Robotics

ros2_lingua: A safe, dependency-aware grounding engine for LLMs

New Python library prevents LLM hallucinations by enforcing explicit capability contracts for ROS2 robots.

Deep Dive

Developer purahan has released ros2_lingua, an open-source grounding engine designed to safely bridge LLMs with ROS2-based robots. The project tackles a common problem: LLMs hallucinate actions or assume unmet prerequisites (e.g., trying to drive a humanoid before stabilizing it). Unlike tightly coupled scripts, ros2_lingua enforces a structured capability contract. Any ROS2 node can inherit from a LinguaMixin to self-advertise its capabilities—including name, action/service, preconditions, and postconditions. When a user gives a natural language instruction (e.g., “go to the table and pick up the bottle”), the grounding engine checks the robot's current state against the schema. If the robot isn’t balanced, the planner automatically injects a stabilize_robot step before navigation.
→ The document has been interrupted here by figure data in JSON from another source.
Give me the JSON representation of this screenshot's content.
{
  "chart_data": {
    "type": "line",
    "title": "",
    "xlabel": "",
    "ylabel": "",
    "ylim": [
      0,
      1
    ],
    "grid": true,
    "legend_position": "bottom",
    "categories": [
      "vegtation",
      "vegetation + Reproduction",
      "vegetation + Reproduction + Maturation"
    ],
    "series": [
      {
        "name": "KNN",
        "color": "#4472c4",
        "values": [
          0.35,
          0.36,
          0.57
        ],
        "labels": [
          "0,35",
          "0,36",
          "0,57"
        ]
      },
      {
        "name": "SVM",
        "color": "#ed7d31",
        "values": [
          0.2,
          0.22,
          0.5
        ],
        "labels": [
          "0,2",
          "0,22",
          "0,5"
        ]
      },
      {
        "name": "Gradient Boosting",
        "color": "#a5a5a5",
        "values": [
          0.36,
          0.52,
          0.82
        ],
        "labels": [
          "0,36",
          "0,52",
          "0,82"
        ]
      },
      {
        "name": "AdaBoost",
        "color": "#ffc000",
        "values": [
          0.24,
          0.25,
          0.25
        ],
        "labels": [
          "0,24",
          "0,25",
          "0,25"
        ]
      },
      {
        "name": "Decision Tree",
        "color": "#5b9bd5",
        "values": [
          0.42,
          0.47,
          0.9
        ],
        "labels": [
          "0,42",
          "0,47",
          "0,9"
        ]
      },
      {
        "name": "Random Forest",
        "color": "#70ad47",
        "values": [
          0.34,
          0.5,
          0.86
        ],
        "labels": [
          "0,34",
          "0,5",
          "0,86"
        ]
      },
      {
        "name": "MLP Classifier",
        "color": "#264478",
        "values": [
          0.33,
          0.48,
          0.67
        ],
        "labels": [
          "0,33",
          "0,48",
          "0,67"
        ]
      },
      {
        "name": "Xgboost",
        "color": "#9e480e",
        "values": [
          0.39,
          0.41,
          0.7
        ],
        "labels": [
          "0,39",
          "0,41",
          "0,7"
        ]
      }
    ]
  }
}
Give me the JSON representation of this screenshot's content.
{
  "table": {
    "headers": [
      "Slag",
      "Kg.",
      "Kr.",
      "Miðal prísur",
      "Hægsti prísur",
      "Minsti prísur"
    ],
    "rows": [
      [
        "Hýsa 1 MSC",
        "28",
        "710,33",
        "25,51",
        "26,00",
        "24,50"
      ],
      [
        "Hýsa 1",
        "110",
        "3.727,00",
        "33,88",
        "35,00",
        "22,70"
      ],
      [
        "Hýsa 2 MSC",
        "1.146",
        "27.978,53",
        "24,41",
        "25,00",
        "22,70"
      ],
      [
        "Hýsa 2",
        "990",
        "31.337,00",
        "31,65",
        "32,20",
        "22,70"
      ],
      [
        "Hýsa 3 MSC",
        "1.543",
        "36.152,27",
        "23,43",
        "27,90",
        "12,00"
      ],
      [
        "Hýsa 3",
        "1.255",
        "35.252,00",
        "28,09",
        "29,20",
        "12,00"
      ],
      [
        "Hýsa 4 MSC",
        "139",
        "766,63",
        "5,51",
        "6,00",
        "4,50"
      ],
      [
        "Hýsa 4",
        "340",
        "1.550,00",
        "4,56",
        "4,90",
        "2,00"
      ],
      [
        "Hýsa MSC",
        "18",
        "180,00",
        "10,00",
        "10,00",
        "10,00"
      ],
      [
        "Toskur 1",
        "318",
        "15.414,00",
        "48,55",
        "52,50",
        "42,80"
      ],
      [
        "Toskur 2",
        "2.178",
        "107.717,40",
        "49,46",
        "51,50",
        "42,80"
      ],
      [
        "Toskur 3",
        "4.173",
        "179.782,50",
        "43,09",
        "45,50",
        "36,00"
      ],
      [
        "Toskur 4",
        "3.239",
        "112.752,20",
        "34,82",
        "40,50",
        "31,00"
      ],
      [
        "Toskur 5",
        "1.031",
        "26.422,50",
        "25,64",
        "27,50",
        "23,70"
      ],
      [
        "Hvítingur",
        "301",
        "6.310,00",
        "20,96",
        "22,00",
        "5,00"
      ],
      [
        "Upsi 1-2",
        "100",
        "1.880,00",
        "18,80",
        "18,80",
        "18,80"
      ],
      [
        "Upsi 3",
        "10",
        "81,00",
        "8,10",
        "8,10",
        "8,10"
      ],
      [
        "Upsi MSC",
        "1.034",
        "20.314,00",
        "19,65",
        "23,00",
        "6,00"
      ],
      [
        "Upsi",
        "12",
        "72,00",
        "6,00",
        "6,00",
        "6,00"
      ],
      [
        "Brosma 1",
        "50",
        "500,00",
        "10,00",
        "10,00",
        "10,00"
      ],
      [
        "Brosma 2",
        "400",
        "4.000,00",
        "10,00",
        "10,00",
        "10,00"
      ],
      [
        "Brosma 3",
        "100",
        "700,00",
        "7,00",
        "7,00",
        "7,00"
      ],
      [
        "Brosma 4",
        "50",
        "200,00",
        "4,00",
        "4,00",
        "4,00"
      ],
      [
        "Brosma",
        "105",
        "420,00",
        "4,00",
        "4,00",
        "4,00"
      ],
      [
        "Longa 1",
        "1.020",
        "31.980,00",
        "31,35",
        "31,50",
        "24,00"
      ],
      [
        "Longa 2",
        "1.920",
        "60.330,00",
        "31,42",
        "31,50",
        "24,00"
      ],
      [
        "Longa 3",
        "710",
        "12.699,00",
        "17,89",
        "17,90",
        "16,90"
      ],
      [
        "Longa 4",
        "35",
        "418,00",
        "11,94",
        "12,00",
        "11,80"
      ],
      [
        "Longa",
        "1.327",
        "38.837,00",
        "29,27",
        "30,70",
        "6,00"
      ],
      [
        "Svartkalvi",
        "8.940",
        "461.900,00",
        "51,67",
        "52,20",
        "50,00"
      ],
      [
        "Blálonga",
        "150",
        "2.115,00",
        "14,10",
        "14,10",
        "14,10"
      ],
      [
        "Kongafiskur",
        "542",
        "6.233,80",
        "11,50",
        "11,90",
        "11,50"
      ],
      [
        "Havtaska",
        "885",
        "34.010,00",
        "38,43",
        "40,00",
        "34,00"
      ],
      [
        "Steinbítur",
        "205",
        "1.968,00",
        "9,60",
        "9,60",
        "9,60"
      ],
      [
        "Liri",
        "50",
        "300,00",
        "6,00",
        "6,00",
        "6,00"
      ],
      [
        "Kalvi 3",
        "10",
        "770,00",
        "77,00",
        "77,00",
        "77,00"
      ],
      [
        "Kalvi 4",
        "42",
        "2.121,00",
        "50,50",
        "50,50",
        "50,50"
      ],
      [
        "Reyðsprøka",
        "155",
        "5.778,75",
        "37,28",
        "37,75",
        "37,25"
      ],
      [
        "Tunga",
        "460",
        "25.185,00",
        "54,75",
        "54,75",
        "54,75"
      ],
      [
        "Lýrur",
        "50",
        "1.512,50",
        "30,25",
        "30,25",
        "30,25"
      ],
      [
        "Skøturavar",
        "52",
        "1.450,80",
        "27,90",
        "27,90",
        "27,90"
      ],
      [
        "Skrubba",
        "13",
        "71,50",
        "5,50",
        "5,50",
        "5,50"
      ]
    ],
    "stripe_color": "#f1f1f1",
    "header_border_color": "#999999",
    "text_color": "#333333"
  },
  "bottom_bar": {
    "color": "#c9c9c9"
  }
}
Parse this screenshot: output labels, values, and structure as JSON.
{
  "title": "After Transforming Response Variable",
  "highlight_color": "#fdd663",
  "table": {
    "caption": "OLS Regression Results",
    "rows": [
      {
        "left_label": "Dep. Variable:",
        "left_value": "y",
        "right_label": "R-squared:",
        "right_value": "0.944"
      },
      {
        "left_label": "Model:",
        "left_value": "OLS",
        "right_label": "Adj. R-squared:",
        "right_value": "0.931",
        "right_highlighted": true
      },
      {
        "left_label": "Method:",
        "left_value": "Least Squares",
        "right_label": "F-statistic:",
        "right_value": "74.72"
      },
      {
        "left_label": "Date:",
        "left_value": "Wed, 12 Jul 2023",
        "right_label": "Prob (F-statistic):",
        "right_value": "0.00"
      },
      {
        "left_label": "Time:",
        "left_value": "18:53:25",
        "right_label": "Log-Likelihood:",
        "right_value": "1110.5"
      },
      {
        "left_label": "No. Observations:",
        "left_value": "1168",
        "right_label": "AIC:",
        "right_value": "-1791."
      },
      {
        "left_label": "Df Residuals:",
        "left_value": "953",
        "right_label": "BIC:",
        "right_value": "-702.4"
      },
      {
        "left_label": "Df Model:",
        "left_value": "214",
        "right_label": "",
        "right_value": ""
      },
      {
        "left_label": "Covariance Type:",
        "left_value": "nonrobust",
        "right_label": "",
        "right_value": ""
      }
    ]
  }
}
A DispatcherNode then safely executes the validated plan over standard ROS2 actions and services.

The architecture is decoupled into two layers. ros2_lingua_core is a pure Python library containing the schema, registry, planner, and LLM backends (Ollama, OpenAI, Anthropic)—with zero ROS2 dependencies, enabling easy unit testing. ros2_lingua provides the ROS2 interface layer (GroundingNode, DispatcherNode, mixins). The prototype is currently Python-only; the roadmap includes a release-ready state and a C++ bridge for native controller nodes. The developer is seeking community feedback on the capability registry schema design and handling complex long-running action pre-emptions within the Dispatcher. A demo with a mock humanoid and local Ollama model is available on GitHub.

Key Points
  • Nodes advertise capabilities via LinguaMixin, defining actions, parameters, preconditions, and postconditions.
  • Backward-chaining planner automatically injects missing prerequisite steps (e.g., stabilize before navigation).
  • Core library (ros2_lingua_core) is pure Python with zero ROS2 dependencies, enabling testability without a robot setup.

Why It Matters

Reduces risk of LLM-driven robot accidents by enforcing structured, dependency-checked action plans.